Sowing Seeds or Buying Plants?

Whether to buy plants or propagate your own plants and sow seeds is a dilemma every gardener faces.

Yet buying plants is one of the most pleasurable aspects of gardening. A thoughtful choice, based on sound knowledge of the conditions in your garden, the space available and the plant in question, is fat better than impulse buys, which rarely work out well.

Doing your homework beforehand, so you know exactly what you you want and what a healthy specimen should look like, helps to prevent disappointment or problems since garden centre staff may not be as knowledgeable or helpful as you might wish, and labels may be inadequate or misplaced.

Knowing where to buy is also important. It is often best to buy your plants from reputable garden centres and nurseries, which usually have access to the most reliable sources.

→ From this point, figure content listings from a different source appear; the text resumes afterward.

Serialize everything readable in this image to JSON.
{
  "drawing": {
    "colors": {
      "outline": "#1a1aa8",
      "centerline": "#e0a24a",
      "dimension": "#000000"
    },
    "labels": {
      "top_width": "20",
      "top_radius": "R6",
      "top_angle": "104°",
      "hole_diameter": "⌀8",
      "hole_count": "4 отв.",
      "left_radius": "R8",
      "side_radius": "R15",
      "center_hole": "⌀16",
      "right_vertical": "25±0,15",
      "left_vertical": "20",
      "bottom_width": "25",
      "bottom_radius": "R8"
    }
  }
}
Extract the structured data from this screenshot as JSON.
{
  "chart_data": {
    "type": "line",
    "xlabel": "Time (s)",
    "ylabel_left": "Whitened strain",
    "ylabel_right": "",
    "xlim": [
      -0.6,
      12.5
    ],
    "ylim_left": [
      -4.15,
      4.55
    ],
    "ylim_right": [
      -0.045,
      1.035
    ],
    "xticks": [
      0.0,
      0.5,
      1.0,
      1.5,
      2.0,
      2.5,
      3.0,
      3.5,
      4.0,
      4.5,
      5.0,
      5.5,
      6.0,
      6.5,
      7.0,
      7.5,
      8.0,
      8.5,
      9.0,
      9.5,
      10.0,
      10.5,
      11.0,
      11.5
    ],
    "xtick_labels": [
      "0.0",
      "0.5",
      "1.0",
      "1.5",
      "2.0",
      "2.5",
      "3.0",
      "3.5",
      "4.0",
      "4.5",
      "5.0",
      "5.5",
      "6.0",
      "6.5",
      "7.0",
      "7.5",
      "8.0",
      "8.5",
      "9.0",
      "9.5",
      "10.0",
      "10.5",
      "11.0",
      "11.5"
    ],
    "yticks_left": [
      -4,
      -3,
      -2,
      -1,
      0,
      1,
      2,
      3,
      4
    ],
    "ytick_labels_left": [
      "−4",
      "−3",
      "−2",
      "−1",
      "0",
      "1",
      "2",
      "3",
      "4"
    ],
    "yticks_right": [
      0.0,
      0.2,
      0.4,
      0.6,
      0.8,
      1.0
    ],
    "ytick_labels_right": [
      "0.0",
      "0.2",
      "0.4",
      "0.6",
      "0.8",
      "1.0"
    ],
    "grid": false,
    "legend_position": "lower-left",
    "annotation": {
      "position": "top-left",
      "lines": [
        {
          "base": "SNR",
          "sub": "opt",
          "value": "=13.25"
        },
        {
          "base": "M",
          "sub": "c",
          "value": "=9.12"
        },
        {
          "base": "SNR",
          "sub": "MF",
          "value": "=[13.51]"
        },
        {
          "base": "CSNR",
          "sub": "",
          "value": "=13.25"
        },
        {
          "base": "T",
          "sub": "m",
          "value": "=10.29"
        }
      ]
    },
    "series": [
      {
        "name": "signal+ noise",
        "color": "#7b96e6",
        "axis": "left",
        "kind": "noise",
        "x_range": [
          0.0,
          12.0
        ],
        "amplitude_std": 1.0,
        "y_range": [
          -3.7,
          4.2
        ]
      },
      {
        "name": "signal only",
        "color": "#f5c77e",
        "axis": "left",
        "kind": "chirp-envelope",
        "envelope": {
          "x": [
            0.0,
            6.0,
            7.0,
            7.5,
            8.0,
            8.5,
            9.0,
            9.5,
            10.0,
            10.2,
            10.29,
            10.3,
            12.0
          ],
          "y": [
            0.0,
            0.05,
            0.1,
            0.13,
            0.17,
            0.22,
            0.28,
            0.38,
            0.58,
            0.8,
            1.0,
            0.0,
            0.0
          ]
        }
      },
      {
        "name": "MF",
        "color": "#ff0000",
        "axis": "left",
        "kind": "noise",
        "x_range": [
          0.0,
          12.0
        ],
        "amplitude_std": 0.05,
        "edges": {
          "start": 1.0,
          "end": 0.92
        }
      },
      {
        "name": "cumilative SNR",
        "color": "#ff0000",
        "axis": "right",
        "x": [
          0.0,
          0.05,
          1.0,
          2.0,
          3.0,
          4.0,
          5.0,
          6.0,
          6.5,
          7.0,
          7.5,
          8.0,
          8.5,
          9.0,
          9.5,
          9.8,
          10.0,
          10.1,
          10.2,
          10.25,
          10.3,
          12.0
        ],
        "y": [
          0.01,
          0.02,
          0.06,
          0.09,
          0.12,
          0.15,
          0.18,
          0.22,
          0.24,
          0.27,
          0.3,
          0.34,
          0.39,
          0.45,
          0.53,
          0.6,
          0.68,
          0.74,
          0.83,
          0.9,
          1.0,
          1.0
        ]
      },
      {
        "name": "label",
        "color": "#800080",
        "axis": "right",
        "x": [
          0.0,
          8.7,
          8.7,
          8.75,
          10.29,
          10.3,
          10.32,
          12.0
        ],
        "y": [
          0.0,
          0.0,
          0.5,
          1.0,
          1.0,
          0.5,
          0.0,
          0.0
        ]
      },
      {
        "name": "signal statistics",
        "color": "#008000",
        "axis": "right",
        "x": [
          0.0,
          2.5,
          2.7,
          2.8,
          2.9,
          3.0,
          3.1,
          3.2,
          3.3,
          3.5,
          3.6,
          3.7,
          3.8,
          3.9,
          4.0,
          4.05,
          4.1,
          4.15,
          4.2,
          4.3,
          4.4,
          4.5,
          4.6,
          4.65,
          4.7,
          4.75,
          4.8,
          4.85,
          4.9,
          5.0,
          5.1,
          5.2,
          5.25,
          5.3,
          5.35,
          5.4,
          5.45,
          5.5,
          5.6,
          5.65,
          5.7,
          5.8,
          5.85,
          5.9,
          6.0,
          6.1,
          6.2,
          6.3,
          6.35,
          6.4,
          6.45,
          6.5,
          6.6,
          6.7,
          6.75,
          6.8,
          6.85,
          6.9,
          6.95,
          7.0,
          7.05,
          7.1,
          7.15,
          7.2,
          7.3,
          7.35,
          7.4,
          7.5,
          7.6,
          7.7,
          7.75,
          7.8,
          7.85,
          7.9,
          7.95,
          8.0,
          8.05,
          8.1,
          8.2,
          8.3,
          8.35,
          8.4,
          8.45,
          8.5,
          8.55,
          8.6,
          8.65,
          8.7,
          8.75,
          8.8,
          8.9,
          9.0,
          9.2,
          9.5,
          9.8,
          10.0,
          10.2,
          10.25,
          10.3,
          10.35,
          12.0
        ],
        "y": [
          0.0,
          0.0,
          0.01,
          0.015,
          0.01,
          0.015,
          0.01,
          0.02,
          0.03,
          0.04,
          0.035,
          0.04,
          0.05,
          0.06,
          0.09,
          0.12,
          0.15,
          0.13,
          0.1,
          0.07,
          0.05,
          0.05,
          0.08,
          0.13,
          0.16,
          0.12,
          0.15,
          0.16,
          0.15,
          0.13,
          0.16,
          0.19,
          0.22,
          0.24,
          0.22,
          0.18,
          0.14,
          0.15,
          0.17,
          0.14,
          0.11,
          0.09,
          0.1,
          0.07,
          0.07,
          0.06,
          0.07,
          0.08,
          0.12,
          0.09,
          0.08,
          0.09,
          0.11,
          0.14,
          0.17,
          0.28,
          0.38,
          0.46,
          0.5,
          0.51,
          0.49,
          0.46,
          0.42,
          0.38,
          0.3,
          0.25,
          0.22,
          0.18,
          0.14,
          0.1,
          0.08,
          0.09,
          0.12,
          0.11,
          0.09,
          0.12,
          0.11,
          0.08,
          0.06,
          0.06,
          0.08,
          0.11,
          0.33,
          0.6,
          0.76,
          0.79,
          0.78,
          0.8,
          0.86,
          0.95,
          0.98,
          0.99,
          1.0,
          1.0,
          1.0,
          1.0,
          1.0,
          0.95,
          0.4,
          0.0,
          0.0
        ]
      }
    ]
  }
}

To give new plants a healthy start, they must be planted in the right position, at the right depth and at the right distance apart. Annuals, bulbs, shrubs and trees should all be planted in a slightly different way — and, of course, planting in containers demands an entirely different technique.

Since new plants are vulnerable until they have become established, aftercare such as watering, weeding and staking is vital. With shrubs and trees — the most permanent and expensive plants — this initial care is doubly important.

Plants grown from seed are the cheapest, option, and seed catalogues offer greater choice, especially of annuals, than garden centres. Using the right technique for preparing your seed trays, for sowing seeds, and for caring for the seedlings after germination can make the difference between success and failure. Home-saved seed, especially of hybrids, however, doesn't always breed true to type and fresh replacement seed is best.